Carl Flink and John Bohannon's 2012 TED Talk "Let's Talk About Sex"
Photo by James Duncan Davidson
Black Label Movement returns to the Cowles Center this weekend with the world premiere of artistic director Carl Flink's new piece, "Hive," inspired by a swarm of bees. BLM will also be presenting a regional premiere of their TED talk, "Let's Talk about Sex," created with science writer John Bohannon and accompanied by the band Jello Slave, and two older pieces Flink choreographed in 2006.
"Fractured Narrative for a Sad Ending." Pictured: Bryan Godbout
Photo by Bill Cameron
"Hive" is both a "simple and a complicated concept all wrapped into one," says Flink. The genesis of the piece came about three years ago when BLM was staying in Maine for a dance festival at Bates College. Flink and his family were walking in the hills near where the festival took place. There, one of his twin daughters, who were three years old at the time, stepped on a hornet nest. Her screaming caused Flink's older daughter, Willa, who was eight, to run into a cloud of hornets. Willa then began running around screaming -- she had no idea what had happened -- and Flink began chasing her around, trying to get her to slow down. "I finally got her to stand still and I said, 'Turn around, honey.' Her back was covered in about 40 stings." Flink himself was stung about 15 times as well.
The emotional moment stayed with him, and Flink began thinking about the hive experience. "It's a curious space," he says. "When you open up a hive, there is an order to it, and yet a chaos." Intrigued by the wildness juxtaposed by the intricate pathways and winding interiors of the hive, Flink began to research hornets and insects in general. "They move without concern for personal space," he says. "They crawl all over each other." The piece "Hive" is taking that kind of interaction and placing it in a human and community context, "resulting in interesting physical inter-twinings," he says.
Flink uses the hive as a metaphor for the ways that humans often gather in social spaces, interacting with devices but often not connecting with each other, especially in places like coffee shops and airports. Like the bugs, each body is doing its own task, without necessarily an awareness of the other bodies.
"Fractured Narrative for a Sad Ending." Pictured: Stephanie Laager
Photo by Bill Cameron
In the piece, the dancers don't literally become bugs, or even manifest recognizable gestures of people checking their phones or typing on laptops. Rather, they take on ritualistic behavior.
Showing with "Hive" is the regional premiere of "Let's Talk about Sex," which was first presented at TED in Long Beach. BLM has done a total of four TED Talks, and Flink says the company enjoys exploring how dance can be experienced across multiple platforms.

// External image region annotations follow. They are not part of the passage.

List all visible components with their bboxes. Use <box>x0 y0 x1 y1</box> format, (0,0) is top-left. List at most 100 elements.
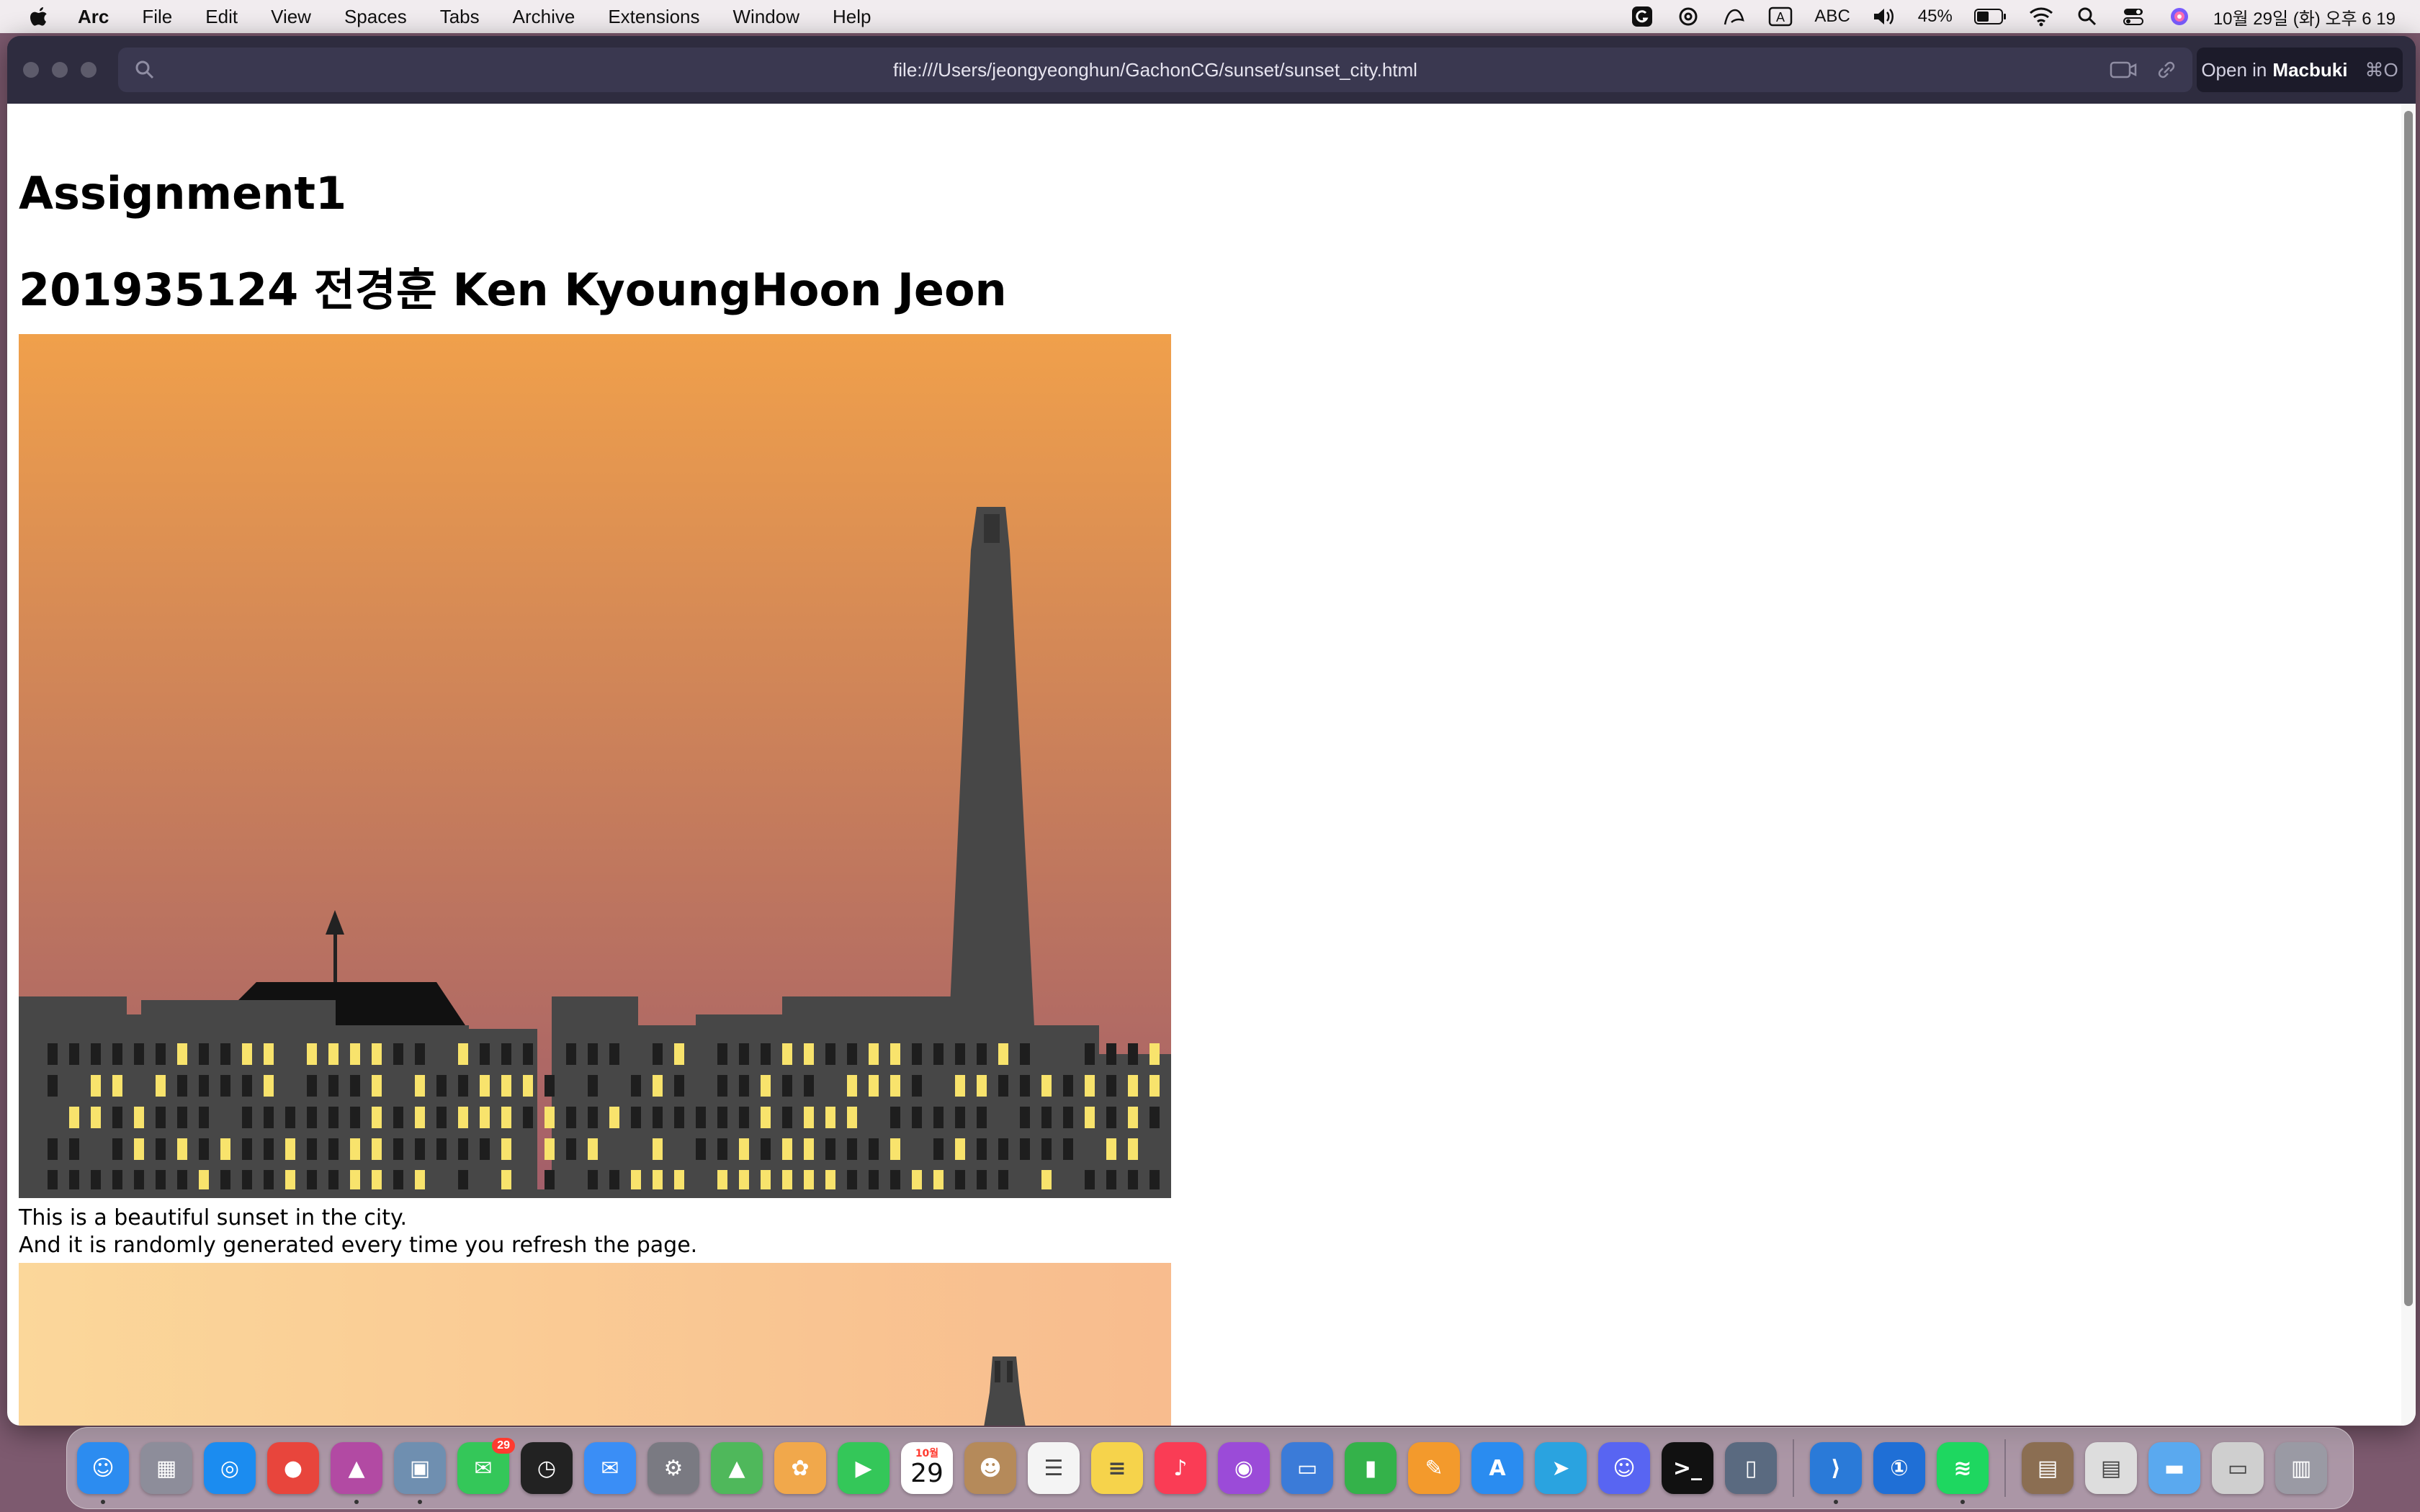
window-lit <box>458 1043 468 1065</box>
window-dark <box>1106 1043 1116 1065</box>
dock-preview-icon[interactable]: ▣ <box>394 1442 446 1504</box>
clock-glyph: ◷ <box>537 1455 557 1481</box>
dock-facetime-icon[interactable]: ▶ <box>838 1442 889 1494</box>
window-dark <box>242 1138 252 1160</box>
browser-window: file:///Users/jeongyeonghun/GachonCG/sun… <box>7 36 2416 1426</box>
dock-music-icon[interactable]: ♪ <box>1155 1442 1206 1494</box>
siri-icon[interactable] <box>2167 6 2192 27</box>
window-dark <box>69 1170 79 1192</box>
open-in-button[interactable]: Open in Macbuki ⌘O <box>2197 48 2403 92</box>
scrollbar-thumb[interactable] <box>2404 111 2413 1306</box>
dock-finder-icon[interactable]: ☺ <box>77 1442 129 1504</box>
at-sign-icon[interactable] <box>1676 6 1700 27</box>
dock-mail-icon[interactable]: ✉ <box>584 1442 636 1494</box>
window-dark <box>847 1170 857 1192</box>
dock-telegram-icon[interactable]: ➤ <box>1535 1442 1587 1494</box>
browser-toolbar: file:///Users/jeongyeonghun/GachonCG/sun… <box>7 36 2416 104</box>
window-lit <box>609 1107 619 1128</box>
window-dark <box>869 1170 879 1192</box>
address-bar[interactable]: file:///Users/jeongyeonghun/GachonCG/sun… <box>118 48 2192 92</box>
window-lit <box>890 1043 900 1065</box>
window-close-button[interactable] <box>23 62 39 78</box>
menu-archive[interactable]: Archive <box>513 6 575 28</box>
keyboard-a-icon[interactable]: A <box>1768 6 1793 27</box>
window-zoom-button[interactable] <box>81 62 97 78</box>
dock-numbers-icon[interactable]: ▮ <box>1345 1442 1397 1494</box>
dock-downloads-icon[interactable]: ▤ <box>2022 1442 2074 1494</box>
dock-photos-icon[interactable]: ✿ <box>774 1442 826 1494</box>
dock-launchpad-icon[interactable]: ▦ <box>140 1442 192 1494</box>
window-dark <box>156 1170 166 1192</box>
window-lit <box>674 1170 684 1192</box>
dock-chrome-icon[interactable]: ● <box>267 1442 319 1494</box>
contacts-glyph: ☻ <box>979 1455 1002 1481</box>
copy-link-icon[interactable] <box>2155 59 2178 84</box>
window-lit <box>372 1138 382 1160</box>
dock-terminal-icon[interactable]: >_ <box>1662 1442 1713 1494</box>
window-dark <box>48 1170 58 1192</box>
menu-extensions[interactable]: Extensions <box>608 6 699 28</box>
window-dark <box>588 1170 598 1192</box>
window-lit <box>588 1138 598 1160</box>
dock-documents-icon[interactable]: ▤ <box>2085 1442 2137 1494</box>
dock-keynote-icon[interactable]: ▭ <box>1281 1442 1333 1494</box>
dock-pages-icon[interactable]: ✎ <box>1408 1442 1460 1494</box>
menu-view[interactable]: View <box>271 6 311 28</box>
menu-edit[interactable]: Edit <box>205 6 238 28</box>
dock-preview-files-icon[interactable]: ▭ <box>2212 1442 2264 1494</box>
dock-1password-icon[interactable]: ① <box>1873 1442 1925 1494</box>
window-dark <box>328 1138 339 1160</box>
preview-files-glyph: ▭ <box>2227 1455 2249 1481</box>
window-minimize-button[interactable] <box>52 62 68 78</box>
vscode-glyph: ⟩ <box>1831 1455 1841 1481</box>
wifi-icon[interactable] <box>2029 6 2053 27</box>
dock-system-settings-icon[interactable]: ⚙ <box>647 1442 699 1494</box>
grammarly-icon[interactable] <box>1630 6 1654 27</box>
menu-window[interactable]: Window <box>733 6 799 28</box>
menu-spaces[interactable]: Spaces <box>344 6 407 28</box>
window-dark <box>199 1138 209 1160</box>
window-dark <box>825 1138 835 1160</box>
dock-simulator-icon[interactable]: ▯ <box>1725 1442 1777 1494</box>
apple-menu-icon[interactable] <box>29 6 50 27</box>
dock-reminders-icon[interactable]: ☰ <box>1028 1442 1080 1494</box>
dock-trash-icon[interactable]: ▥ <box>2275 1442 2327 1494</box>
volume-icon[interactable] <box>1872 6 1896 27</box>
running-indicator <box>418 1500 422 1504</box>
menu-file[interactable]: File <box>142 6 172 28</box>
dock-spotify-icon[interactable]: ≋ <box>1937 1442 1989 1504</box>
battery-icon[interactable] <box>1973 6 2007 27</box>
hat-icon[interactable] <box>1722 6 1747 27</box>
menu-help[interactable]: Help <box>833 6 871 28</box>
input-source-label[interactable]: ABC <box>1814 6 1850 27</box>
window-dark <box>1020 1138 1030 1160</box>
control-center-icon[interactable] <box>2121 6 2146 27</box>
window-dark <box>739 1075 749 1097</box>
dock-vscode-icon[interactable]: ⟩ <box>1810 1442 1862 1504</box>
dock-messages-icon[interactable]: ✉ 29 <box>457 1438 515 1494</box>
page-scrollbar[interactable] <box>2401 104 2416 1426</box>
capture-icon[interactable] <box>2109 59 2138 84</box>
dock: ☺ ▦ ◎ ● ▲ ▣ ✉ 29 ◷ ✉ ⚙ ▲ ✿ ▶ 10월 29 ☻ ☰ ≡ ♪ ◉ ▭ ▮ ✎ A ➤ ☺ >_ ▯ ⟩ ① ≋ ▤ ▤ ▬… <box>66 1427 2354 1509</box>
spotlight-search-icon[interactable] <box>2075 6 2099 27</box>
dock-maps-icon[interactable]: ▲ <box>711 1442 763 1494</box>
dock-discord-icon[interactable]: ☺ <box>1598 1442 1650 1494</box>
facetime-glyph: ▶ <box>855 1455 872 1481</box>
dock-calendar-icon[interactable]: 10월 29 <box>901 1442 953 1494</box>
window-dark <box>977 1138 987 1160</box>
url-text[interactable]: file:///Users/jeongyeonghun/GachonCG/sun… <box>118 48 2192 92</box>
menu-tabs[interactable]: Tabs <box>440 6 480 28</box>
dock-affinity-icon[interactable]: ▲ <box>331 1442 382 1504</box>
chrome-glyph: ● <box>283 1455 303 1481</box>
dock-safari-icon[interactable]: ◎ <box>204 1442 256 1494</box>
window-lit <box>890 1075 900 1097</box>
menu-app-name[interactable]: Arc <box>78 6 109 28</box>
menubar-clock[interactable]: 10월 29일 (화) 오후 6 19 <box>2213 4 2396 30</box>
dock-clock-icon[interactable]: ◷ <box>521 1442 573 1494</box>
dock-app-store-icon[interactable]: A <box>1471 1442 1523 1494</box>
dock-notes-icon[interactable]: ≡ <box>1091 1442 1143 1494</box>
window-lit <box>717 1170 727 1192</box>
dock-podcasts-icon[interactable]: ◉ <box>1218 1442 1270 1494</box>
dock-folder-icon[interactable]: ▬ <box>2148 1442 2200 1494</box>
dock-contacts-icon[interactable]: ☻ <box>964 1442 1016 1494</box>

When they perform "Let's Talk about Sex" at the Cowles, it will be the second time that BLM has taken one of their TED Talks and re-imagined it for an audience in Minnesota. They did a similar thing with "A Modest Proposal," which was also created with John Bohannon, and showed at the Cowles in 2012. Unlike when they originally performed the piece at TED, Flink says the event at the Cowles, which includes a post-show discussion, allows for a real-time conversation afterwards. "We're looking forward to hearing from audience members," Flink says.

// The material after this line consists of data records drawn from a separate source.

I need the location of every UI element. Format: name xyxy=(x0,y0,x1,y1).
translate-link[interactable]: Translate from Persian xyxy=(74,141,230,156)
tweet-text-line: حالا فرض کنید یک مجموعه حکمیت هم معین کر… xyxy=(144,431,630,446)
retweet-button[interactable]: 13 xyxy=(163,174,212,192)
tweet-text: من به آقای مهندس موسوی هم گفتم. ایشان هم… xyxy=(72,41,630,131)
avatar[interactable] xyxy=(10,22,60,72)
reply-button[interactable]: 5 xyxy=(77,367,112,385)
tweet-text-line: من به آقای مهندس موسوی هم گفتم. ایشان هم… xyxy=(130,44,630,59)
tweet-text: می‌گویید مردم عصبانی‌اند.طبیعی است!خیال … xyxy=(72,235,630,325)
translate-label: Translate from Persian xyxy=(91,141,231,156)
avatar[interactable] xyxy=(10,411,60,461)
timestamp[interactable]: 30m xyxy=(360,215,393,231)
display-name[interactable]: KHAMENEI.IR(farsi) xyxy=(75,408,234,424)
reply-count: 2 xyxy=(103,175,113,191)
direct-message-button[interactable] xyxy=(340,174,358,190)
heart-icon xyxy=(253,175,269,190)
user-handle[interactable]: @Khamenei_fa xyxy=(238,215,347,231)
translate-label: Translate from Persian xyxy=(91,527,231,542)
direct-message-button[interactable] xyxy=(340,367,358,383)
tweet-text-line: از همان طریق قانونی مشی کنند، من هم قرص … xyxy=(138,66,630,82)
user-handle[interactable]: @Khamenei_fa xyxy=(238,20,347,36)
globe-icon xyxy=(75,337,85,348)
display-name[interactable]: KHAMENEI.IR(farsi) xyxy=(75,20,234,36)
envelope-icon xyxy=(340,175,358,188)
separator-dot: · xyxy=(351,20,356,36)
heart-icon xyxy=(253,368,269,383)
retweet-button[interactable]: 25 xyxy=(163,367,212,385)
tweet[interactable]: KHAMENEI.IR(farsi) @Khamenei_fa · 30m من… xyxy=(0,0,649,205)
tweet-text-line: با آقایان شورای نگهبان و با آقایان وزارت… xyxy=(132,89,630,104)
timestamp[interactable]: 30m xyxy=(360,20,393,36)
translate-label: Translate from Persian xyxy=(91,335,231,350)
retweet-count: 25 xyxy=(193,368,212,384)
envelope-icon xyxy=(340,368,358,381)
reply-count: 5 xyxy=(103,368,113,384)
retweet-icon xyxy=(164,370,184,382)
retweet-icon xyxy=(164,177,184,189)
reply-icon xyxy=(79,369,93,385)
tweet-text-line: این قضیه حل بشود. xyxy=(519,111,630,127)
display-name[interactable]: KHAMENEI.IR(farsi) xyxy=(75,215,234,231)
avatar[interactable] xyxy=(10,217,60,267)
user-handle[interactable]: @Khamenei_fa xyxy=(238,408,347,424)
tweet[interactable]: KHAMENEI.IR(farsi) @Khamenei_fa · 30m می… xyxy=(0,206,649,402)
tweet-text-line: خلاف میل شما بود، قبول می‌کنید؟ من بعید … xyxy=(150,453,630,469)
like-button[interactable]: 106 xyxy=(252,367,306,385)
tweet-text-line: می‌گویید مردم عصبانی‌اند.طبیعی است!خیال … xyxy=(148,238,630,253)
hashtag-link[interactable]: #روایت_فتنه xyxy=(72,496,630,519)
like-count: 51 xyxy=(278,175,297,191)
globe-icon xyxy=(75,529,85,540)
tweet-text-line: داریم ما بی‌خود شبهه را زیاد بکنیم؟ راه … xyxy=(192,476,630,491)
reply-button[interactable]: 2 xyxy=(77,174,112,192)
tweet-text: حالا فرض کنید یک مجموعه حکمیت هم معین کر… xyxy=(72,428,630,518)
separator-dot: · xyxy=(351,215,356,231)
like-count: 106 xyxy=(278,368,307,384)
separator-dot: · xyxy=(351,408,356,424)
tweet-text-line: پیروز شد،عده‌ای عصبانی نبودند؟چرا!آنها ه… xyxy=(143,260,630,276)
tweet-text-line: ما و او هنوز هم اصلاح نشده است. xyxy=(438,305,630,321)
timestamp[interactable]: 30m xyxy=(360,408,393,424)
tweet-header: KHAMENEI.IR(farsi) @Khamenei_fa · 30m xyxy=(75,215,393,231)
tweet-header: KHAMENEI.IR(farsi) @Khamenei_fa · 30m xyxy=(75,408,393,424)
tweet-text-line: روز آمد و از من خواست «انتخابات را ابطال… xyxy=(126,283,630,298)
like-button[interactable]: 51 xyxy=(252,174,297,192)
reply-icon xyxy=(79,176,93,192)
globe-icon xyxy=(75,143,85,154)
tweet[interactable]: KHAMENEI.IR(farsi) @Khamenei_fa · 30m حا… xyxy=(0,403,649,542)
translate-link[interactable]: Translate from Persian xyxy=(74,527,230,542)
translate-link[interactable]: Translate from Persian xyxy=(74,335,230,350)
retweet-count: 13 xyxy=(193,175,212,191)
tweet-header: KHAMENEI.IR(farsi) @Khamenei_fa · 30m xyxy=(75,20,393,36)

The impetus for the piece was Bohannon's wish that someone had sat down and talked to him about sex when he was 13 years old -- including the history and science of sex. "It would have calmed him down a lot," Flink says.

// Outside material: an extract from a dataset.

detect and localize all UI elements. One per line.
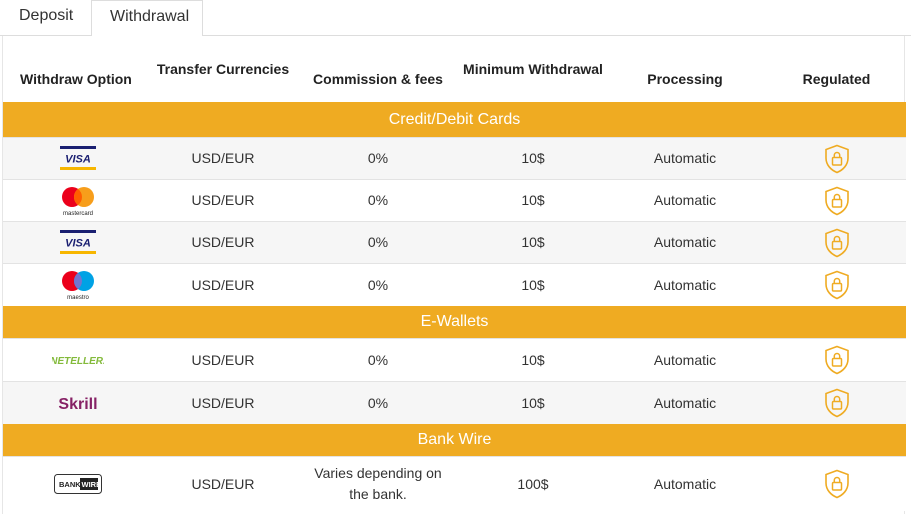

Unlike "A Modest Proposal," where the dancers were very subservient to the speaker, the piece is "far more choreographic," Flink says. The speaker (who for this weekend's performance is played by one of the performers) gets lifted and is "very much a part of the choreography."
BLM's concert also includes two pieces Flink created in 2006. In "Lost Lullaby," Flink has created a dance from his experience singing lullabies to his daughter while watching the Iraq War played out on the news. The other piece, "Fractured Narrative for a Sad Ending," is an autobiographical work about his relationship with his sister, who died from heroine addiction in her 30s.